Byzantine monk (died 802/807)

George of Amastris (Γεώργιος ὁ Ἀμάστριδος; died 802/807) was a Byzantine monk who was made bishop of Amastris against his will.

==Life==
George was born in the town ton Kromnenon, located near Amastris in Paphlagonia, to a local noble family, around the middle of the 8th century.

As a young man, he began a career in the church administration, but left it to become a hermit on Mt. Agrioserike. Still later, he joined a cenobitic monastic community at a place called Bonyssa. When the see of Amastris fell vacant in c. 790, the Patriarch of Constantinople Tarasios appointed George to fill it, despite the emperor favouring a different person for the post.

George was consecrated as bishop in Constantinople. During his time as bishop of Amastris, George presided over the return of the remains of John of Gothia to the latter's native city of Parthenia, Crimea. George died early in the reign of Emperor Nikephoros I, of whom George was a notable supporter.

He is recognized as a saint in the Orthodox liturgy, and his feast-day is 21 February.

==Hagiography==
George is the subject of a hagiography preserved in a single manuscript dating to the 10th century. In it, the saint is credited with several miracles, including saving the city from a raid by the hitherto-unknown Rus', who intended to despoil the saint's tomb.

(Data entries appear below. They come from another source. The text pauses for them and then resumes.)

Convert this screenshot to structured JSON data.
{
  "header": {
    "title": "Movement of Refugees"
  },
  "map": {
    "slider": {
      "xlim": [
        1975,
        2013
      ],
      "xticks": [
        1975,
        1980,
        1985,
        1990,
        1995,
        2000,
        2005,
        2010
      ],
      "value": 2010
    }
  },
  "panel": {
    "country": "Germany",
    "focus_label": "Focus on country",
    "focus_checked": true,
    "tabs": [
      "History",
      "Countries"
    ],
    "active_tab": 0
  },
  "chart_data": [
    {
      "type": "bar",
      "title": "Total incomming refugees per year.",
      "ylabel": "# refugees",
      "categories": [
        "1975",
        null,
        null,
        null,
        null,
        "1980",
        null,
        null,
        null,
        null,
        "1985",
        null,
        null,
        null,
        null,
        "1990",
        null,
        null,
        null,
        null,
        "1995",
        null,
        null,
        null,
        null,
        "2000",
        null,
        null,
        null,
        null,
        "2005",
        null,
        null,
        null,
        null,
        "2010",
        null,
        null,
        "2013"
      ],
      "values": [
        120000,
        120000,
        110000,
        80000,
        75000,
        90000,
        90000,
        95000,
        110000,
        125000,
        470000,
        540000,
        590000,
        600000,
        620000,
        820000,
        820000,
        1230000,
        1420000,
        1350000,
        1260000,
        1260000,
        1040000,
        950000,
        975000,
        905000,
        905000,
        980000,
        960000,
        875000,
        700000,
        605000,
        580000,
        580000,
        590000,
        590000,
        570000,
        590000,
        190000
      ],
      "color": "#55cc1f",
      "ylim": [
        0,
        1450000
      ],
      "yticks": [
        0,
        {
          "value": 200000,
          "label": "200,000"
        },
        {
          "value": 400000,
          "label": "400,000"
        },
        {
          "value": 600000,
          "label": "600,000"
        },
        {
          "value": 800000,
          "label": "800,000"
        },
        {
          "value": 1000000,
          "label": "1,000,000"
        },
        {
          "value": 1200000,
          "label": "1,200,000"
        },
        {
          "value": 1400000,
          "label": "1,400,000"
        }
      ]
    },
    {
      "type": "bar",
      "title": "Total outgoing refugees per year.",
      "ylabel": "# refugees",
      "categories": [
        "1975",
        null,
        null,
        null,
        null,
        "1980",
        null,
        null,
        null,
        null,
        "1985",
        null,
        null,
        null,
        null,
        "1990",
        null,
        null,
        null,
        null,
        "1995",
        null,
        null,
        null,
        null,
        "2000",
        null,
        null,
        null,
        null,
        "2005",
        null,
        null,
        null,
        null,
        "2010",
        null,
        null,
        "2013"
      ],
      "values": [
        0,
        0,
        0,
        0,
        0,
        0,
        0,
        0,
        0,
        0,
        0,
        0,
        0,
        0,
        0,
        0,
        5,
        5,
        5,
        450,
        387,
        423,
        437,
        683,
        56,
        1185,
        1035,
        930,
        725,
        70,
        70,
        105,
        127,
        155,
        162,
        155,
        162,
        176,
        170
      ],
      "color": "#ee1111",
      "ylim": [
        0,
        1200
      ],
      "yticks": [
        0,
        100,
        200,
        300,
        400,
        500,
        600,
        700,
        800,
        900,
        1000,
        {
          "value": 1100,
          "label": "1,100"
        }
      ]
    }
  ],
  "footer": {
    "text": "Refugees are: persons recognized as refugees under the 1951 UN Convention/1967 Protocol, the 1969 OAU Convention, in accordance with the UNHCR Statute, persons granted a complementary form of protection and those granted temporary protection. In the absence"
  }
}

The accuracy of this information is open to question, and depends on the dating of its composition: Vasily Vasilievsky and Ihor Ševčenko have attributed it to George's near-contemporary Ignatios the Deacon, with a date of composition sometime before 842, whereas Germaine da Costa-Louillet and Wanda Wolska-Conus considered it a later, 10th-century work. Athanasios Markopoulos further suggested that while the bulk of the work is to be attributed to Ignatios, the Russian episode was a later addition, under the influence of Patriarch Photios. The significance of the episode's authenticity lies in its being possibly the first recorded attack by the Rus' against Byzantium.

Despite his close ties to Empress Irene of Athens and Nikephoros I, the hagiography is noteworthy for its "lack of anti-Iconoclastic invective". As a result, and because of some similarities in the treatment of Emperor Nikephoros I to Nikephoros II Phokas Alexander Kazhdan suggested a date of composition towards the end of the 10th century.

===Editions===
- V. Vasilievsky (ed.) Russko-vizantijskie issledovanija 2 (St. Petersburg: 1893), 1-73.
- Greek text available at the Dumbarton Oaks Hagiography Database.
- English translation by Jenkins, et al. from the University of Notre Dame.